Young admits he’s no angel. He spent three-years in prison for breaking and entering. However, the same way the angels represent hope in his art, it was art that gave him hope. As a 7 or 8 year-old boy, he remembers watching his Uncle Irving paint but it wasn’t until prison that he started painting. “My uncle was a painter. He didn’t tell me nothing about it. I just watched him paint. I was a young boy. I couldn’t catch on to what he was doing. But when I was in the penitentiary I taught myself to paint. I just wanted to paint and express my feelings.”
And it was not long after repaying his debt to society that he started hanging his paintings on the outside wall of an abandoned building in Goodbread Alley, a stretch of 14th Avenue in Overtown named for a bakery.
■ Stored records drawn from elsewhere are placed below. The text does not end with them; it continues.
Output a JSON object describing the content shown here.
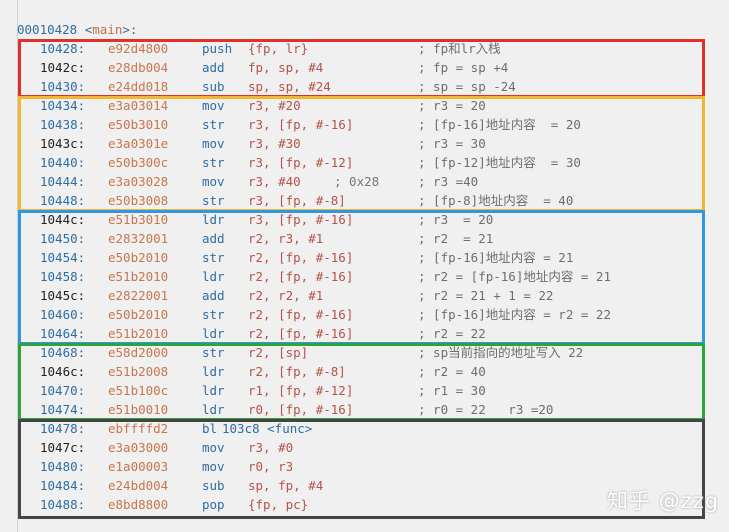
{
  "header": {
    "address": "00010428",
    "label": "main"
  },
  "colors": {
    "red": "#e0302a",
    "yellow": "#f2b630",
    "blue": "#2f97e0",
    "green": "#2ea33a",
    "dark": "#444444"
  },
  "rows": [
    {
      "addr": "10428:",
      "hex": "e92d4800",
      "op": "push",
      "args": "{fp, lr}",
      "comment": "; fp和lr入栈"
    },
    {
      "addr": "1042c:",
      "hex": "e28db004",
      "op": "add",
      "args": "fp, sp, #4",
      "comment": "; fp = sp +4"
    },
    {
      "addr": "10430:",
      "hex": "e24dd018",
      "op": "sub",
      "args": "sp, sp, #24",
      "comment": "; sp = sp -24"
    },
    {
      "addr": "10434:",
      "hex": "e3a03014",
      "op": "mov",
      "args": "r3, #20",
      "comment": "; r3 = 20"
    },
    {
      "addr": "10438:",
      "hex": "e50b3010",
      "op": "str",
      "args": "r3, [fp, #-16]",
      "comment": "; [fp-16]地址内容  = 20"
    },
    {
      "addr": "1043c:",
      "hex": "e3a0301e",
      "op": "mov",
      "args": "r3, #30",
      "comment": "; r3 = 30"
    },
    {
      "addr": "10440:",
      "hex": "e50b300c",
      "op": "str",
      "args": "r3, [fp, #-12]",
      "comment": "; [fp-12]地址内容  = 30"
    },
    {
      "addr": "10444:",
      "hex": "e3a03028",
      "op": "mov",
      "args": "r3, #40",
      "note": "; 0x28",
      "comment": "; r3 =40"
    },
    {
      "addr": "10448:",
      "hex": "e50b3008",
      "op": "str",
      "args": "r3, [fp, #-8]",
      "comment": "; [fp-8]地址内容  = 40"
    },
    {
      "addr": "1044c:",
      "hex": "e51b3010",
      "op": "ldr",
      "args": "r3, [fp, #-16]",
      "comment": "; r3  = 20"
    },
    {
      "addr": "10450:",
      "hex": "e2832001",
      "op": "add",
      "args": "r2, r3, #1",
      "comment": "; r2  = 21"
    },
    {
      "addr": "10454:",
      "hex": "e50b2010",
      "op": "str",
      "args": "r2, [fp, #-16]",
      "comment": "; [fp-16]地址内容 = 21"
    },
    {
      "addr": "10458:",
      "hex": "e51b2010",
      "op": "ldr",
      "args": "r2, [fp, #-16]",
      "comment": "; r2 = [fp-16]地址内容 = 21"
    },
    {
      "addr": "1045c:",
      "hex": "e2822001",
      "op": "add",
      "args": "r2, r2, #1",
      "comment": "; r2 = 21 + 1 = 22"
    },
    {
      "addr": "10460:",
      "hex": "e50b2010",
      "op": "str",
      "args": "r2, [fp, #-16]",
      "comment": "; [fp-16]地址内容 = r2 = 22"
    },
    {
      "addr": "10464:",
      "hex": "e51b2010",
      "op": "ldr",
      "args": "r2, [fp, #-16]",
      "comment": "; r2 = 22"
    },
    {
      "addr": "10468:",
      "hex": "e58d2000",
      "op": "str",
      "args": "r2, [sp]",
      "comment": "; sp当前指向的地址写入 22"
    },
    {
      "addr": "1046c:",
      "hex": "e51b2008",
      "op": "ldr",
      "args": "r2, [fp, #-8]",
      "comment": "; r2 = 40"
    },
    {
      "addr": "10470:",
      "hex": "e51b100c",
      "op": "ldr",
      "args": "r1, [fp, #-12]",
      "comment": "; r1 = 30"
    },
    {
      "addr": "10474:",
      "hex": "e51b0010",
      "op": "ldr",
      "args": "r0, [fp, #-16]",
      "comment": "; r0 = 22   r3 =20"
    },
    {
      "addr": "10478:",
      "hex": "ebffffd2",
      "op": "bl",
      "args": "103c8 <func>",
      "comment": ""
    },
    {
      "addr": "1047c:",
      "hex": "e3a03000",
      "op": "mov",
      "args": "r3, #0",
      "comment": ""
    },
    {
      "addr": "10480:",
      "hex": "e1a00003",
      "op": "mov",
      "args": "r0, r3",
      "comment": ""
    },
    {
      "addr": "10484:",
      "hex": "e24bd004",
      "op": "sub",
      "args": "sp, fp, #4",
      "comment": ""
    },
    {
      "addr": "10488:",
      "hex": "e8bd8800",
      "op": "pop",
      "args": "{fp, pc}",
      "comment": ""
    }
  ],
  "watermark": "知乎 @zzg"
}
Young’s work has journeyed from that alley, where collectors and the media found it, to galleries and museums throughout South Florida and the rest of the country.
“I got the idea from the wall of respect in Chicago, ”Young recalls about the project. “I just wanted to express my feelings.” He did and still does, but he has also studied other masters along the way, whose work has helped guide Young’s.
While the details of Young’s life tend to build much of the mystic around the artist and even a documentary released last year, Purvis of Overtown, Marvin Holloway, a collector who has collected art by African American artists since the late 1960s, including Young’s work, contends that rarely is Young’s artistic ability regarded with the same amazement. “They leave out the work, ”Holloway says. “People focus on Purvis the individual. Even the so-called professionals don’t spend a lot of time talking about the work’s aesthetics and the compelling character of the work or his technique. What people do, because they don’t know what to do with his work, is they call him an outsider. And that doesn’t make sense because he’s in the Smithsonian, the Bass, Miami Art Museum. At museum after museum across the country you’ll find Purvis Young. He’s in the institutions where insiders are legitimized and art history defined. The begging questions, as prolific as he is, where will he go from there?”